Come funzionano e dove agiscono i cerotti muscolari?

I cerotti muscolari, ossia i cosiddetti nastri per il taping, sono un prezioso dispositivo con importanti funzioni curative, a livello di muscoli ed articolazioni

 

I cerotti muscolari, nati alla fine degli anni 70 in Giappone, nel tempo si sono evoluti, con la kinesio taping e perfezionati grazie all’agopuntore australiano David Blow, che ha introdotto nel 2003 nel nostro Belpaese, il taping neuromuscolare.

Ma i cerotti muscolari, sono diventati famosi al grande pubblico, forse ancor di più, grazie all’uso che ne fece Mario Balotelli, durante gli europei di calcio, quando sfoggiò grossi e colorati cerotti muscolari, che come dal loro nome, vantano proprietà curative a livello muscolare e delle articolazioni.

Questi cerotti infatti, attraverso applicazioni eseguite da medici e terapisti specializzati, sono in grado di ridurre sensibilmente il dolore, accelerare il processo di guarigione dei tessuti, ed anche di correggere le funzioni muscolari e l’allineamento delle articolazioni. Ma i benefici non sono finiti qui! L’impiego dei cerotti muscolari infatti, non è soltanto analgesico e riabilitativo, tanto che sono molti gli atleti professionisti, che li indossano per esaltare le proprie potenzialità muscolari e migliorare le performance sportive.

Come funzionano e dove agiscono i cerotti muscolari? Ma soprattutto, se ci sono, quali sono le controindicazioni?
I cerotti muscolari sono “semplici” fasce elastiche adesive, che non rilasciano alcun tipo di farmaco, ma secondo una tecnica neuromuscolare, sfruttano un’azione biomeccanica, creata dal movimento corporeo a contatto dal nastro elastico.
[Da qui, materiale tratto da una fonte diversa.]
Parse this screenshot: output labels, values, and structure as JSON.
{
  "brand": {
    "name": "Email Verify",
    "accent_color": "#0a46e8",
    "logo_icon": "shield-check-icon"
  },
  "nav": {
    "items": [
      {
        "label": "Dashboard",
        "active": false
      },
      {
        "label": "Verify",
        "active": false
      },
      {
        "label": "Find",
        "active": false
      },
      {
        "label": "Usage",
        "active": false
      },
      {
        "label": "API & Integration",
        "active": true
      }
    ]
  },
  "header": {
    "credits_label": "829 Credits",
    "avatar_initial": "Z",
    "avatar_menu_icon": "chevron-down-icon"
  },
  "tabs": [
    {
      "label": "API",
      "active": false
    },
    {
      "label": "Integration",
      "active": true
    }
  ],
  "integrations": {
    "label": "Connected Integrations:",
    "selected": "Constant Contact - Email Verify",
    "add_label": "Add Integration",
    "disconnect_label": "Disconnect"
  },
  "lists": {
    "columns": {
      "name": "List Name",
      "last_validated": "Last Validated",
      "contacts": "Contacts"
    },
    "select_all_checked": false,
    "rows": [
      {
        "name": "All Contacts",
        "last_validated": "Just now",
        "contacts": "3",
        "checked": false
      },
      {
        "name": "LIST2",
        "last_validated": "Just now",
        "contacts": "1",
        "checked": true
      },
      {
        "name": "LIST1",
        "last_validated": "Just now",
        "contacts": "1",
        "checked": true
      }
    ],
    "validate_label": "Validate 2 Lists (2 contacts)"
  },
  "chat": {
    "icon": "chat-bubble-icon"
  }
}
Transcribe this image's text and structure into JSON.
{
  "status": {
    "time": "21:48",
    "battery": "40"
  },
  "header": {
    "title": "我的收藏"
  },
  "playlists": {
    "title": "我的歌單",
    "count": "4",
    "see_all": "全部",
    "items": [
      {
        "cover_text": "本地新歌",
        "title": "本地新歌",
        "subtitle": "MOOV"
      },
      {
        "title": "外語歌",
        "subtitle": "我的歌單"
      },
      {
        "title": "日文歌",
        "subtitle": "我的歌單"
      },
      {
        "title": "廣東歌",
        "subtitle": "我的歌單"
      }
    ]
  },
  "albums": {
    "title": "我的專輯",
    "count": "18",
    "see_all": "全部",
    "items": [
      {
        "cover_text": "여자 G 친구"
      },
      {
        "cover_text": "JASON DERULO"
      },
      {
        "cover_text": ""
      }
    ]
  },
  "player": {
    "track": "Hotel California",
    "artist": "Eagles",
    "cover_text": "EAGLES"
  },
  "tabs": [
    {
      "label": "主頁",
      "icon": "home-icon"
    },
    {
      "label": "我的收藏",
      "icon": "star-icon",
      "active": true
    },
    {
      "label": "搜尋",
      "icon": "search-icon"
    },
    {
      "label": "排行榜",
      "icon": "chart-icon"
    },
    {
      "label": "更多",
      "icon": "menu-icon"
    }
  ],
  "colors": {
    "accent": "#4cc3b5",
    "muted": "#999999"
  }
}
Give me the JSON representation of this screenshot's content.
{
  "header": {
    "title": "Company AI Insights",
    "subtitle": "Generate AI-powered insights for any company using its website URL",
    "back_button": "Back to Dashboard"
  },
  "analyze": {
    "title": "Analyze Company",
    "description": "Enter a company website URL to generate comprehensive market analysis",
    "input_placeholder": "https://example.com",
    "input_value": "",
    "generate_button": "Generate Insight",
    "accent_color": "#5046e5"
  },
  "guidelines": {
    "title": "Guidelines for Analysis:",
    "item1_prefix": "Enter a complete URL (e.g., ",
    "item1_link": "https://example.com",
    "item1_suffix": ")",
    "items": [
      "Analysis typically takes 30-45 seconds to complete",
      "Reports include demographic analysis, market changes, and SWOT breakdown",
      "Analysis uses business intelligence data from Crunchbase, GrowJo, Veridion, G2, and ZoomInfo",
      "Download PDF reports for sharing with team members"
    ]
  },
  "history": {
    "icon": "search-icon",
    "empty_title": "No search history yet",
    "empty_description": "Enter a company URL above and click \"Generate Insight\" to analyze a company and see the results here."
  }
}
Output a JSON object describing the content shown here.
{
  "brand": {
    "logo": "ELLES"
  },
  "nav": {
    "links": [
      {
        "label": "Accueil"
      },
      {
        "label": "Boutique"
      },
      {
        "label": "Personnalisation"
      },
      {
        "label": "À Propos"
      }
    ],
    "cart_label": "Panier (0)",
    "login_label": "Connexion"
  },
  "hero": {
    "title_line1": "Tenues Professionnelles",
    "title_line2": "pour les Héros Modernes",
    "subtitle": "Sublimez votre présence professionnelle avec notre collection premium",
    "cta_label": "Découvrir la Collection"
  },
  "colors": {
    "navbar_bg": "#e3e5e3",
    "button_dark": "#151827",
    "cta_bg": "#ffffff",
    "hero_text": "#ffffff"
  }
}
In pratica, per merito dell’effetto di decompressione nei punti del corpo da trattare, è favorita una miglior circolazione sanguigna e linfatica nell’area di applicazione ed è svolta su muscolatura e articolazioni un’azione molto simile a quella della fisioterapia, che riduce il dolore e l’infiammazione, stimolando la capacità di auto guarigione dei tessuti.

Da chiarire che il colore dei cerotti non è assolutamente importante; l’azione fondamentale è data dalle diverse modalità di applicazione!

Inizialmente i taping, ossia i cerotti muscolari, erano usati in particolare nella medicina sportiva per curare un infortunio muscolare o articolare, ma oggi si stanno diffondendo anche nei reparti di fisioterapia degli ospedali, ove sono impiegati nella riabilitazione di tendinopatie, operazioni alla spalla, oppure fratture. Inoltre, ultimamente è stato presentato uno studio italiano, condotto dagli osteopati F. Starita e D. Bongiorno, su un campione di 20 donne, che evidenzia come i cerotti muscolari, offrano miglioramenti con patologie gastrointestinali, ginecologiche ed urogenitali.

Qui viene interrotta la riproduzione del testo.